Cider with Grumpy
- hopkinsonfrank
- Sep 20, 2013
- 3 min read
It always seemed such a big waste to me, we had six cider apple trees and most years they would produce a bumper crop of bright apples that simply fell to earth and rotted in the corner of some foreign field. The local Bretons made cider, it couldn’t be that difficult could it? Along the edge of the field was a gigantic rotting beam with its now-detached rusty wheel and turnscrew, the skeleton of an old cider press. They’d obviously made a lot round here in the past. Surely it wasn’t going to be that difficult?
So, last autumn I took a leaf out of an olive farmer’s book and spread out some tarpaulins underneath two of the most laden cider apple trees and resolved to come back to Brittany a month later and collect them. Brimming with enthusiasm, I came back a month later not to find a cornucopia of glistening, bright golden apples nestling in little piles in the dewy haze of an autumn morning. No.
The local farmer, Norbert, (pronounced ‘gnaw bear’) to whom I lend the field – had turned his cows loose in the field. My imagined glistening piles of beautiful golden apples had been trodden into a pulp, the tarpaulins churned over, what’s more I now had a large quantity of ‘special ingredient’ not normally found in most good cider recipes – or when enjoying a Magners moment.

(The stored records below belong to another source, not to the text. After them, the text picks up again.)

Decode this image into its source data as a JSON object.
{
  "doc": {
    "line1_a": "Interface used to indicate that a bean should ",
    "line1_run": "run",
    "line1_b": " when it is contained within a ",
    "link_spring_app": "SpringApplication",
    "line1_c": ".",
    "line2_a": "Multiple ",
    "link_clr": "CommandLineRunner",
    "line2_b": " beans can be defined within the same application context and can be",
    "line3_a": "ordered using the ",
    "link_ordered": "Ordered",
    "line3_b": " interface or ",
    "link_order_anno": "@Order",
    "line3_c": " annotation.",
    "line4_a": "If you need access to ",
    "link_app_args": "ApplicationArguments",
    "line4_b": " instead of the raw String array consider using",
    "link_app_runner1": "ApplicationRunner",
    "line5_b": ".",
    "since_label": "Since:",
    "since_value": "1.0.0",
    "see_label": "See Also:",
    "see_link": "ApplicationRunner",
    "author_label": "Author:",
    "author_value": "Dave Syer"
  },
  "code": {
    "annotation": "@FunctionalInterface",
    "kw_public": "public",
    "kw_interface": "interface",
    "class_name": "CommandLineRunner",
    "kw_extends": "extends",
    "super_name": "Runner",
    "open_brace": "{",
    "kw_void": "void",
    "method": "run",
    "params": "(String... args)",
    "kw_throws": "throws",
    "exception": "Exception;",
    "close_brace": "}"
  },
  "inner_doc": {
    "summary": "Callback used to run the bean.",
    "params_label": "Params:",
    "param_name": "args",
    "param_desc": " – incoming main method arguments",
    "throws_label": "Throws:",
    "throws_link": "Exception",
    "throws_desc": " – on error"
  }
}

But the dream of cider didn’t die there. How could it? I’d already bought the plastic bin from Wilkinsons along with an airlock and a syphon and you simply can’t walk away from big capital expenditure projects of over £12.
Back to Surbiton this autumn and our house has two substantial apple trees. One produces a great crop of cooking apples – and by way of contrast, the other produces a great crop of branches and leaves, and is living on borrowed time. If it was an eggless laying hen, then it would have been slooshing around in some coq au vin a long time ago. As any gardener will know, this year has produced early crops of everything under the sun and looking at the productive tree, groaning under the weight of so many cooking apples that not even my mother-in-law, ‘Hyacinth’, could tuck away in her freezer compartment, the TIME had arrived.
Summoning the Spirit of Adge Cutler but not actually donning a red neckchief, I set about the task. The harvesting was easy, then it was a quick wash, a bit of a chop and straight into the juicer. Then the shock set in. Four reasonably sized apples were pressed down into the high-speed rotating metal discs of the juicer and out came… a dribble. The cloudy juice I’d been expecting sank to the bottom of the jug and then oxidised in front of my eyes, turning from apple white to discoloured brown at the top. What’s more it started developing a frothy, crusty brown head, a bit like brown shaving foam.
If it was light in the juice department it more than excelled in producing mushy, moist warm pulp to block the juicer, the kind of thing you last saw in Heinz Junior Meals, that actually gave your face a nasty expression when you tried it, not unlike a toddler firmly disagreeing with your choice of dessert.
By the end of a steady afternoon of washing, chopping, pressing, emptying, scraping, cleaning, swearing and listening to Dermot O’Leary, my bumper crop of apples, collected in more than two 50-litre barrels had produced a paltry fifteen litres of liquid. I’d like to describe it as ‘juice’ but it was more like sap. I wasn’t so much a cider maker, more like a great big aphid with a juicer.
And the kitchen resembled a room that had been passed through by a teenage party, there was a lot of suspicious looking piles of pulp in buckets and nibbets of half-digested stuff on the table, on the floor and lurking round the edges of the sink.
My advice for the next stage was: “Just bung some yeast in, stick an air lock in and put it in the airing cupboard and forget about it for a couple of months.” My advice to prospective cider makers is… “make sure your fermentation vessel fits in the airing cupboard beforehand…” So, after an intruding shelf had two struts sawn out of it and a copper pipe was persuaded to move a little to the left, my paltry barrel of brown sap was installed at the bottom of the airing cupboard.
Where it has sat, fermentation-less, for the last month. In the television series Game of Thrones there is a saying, “Winter is coming”. For me it’s “Fermentation is coming”. We won’t be rolling out the barrel any time soon, even if I can get it out.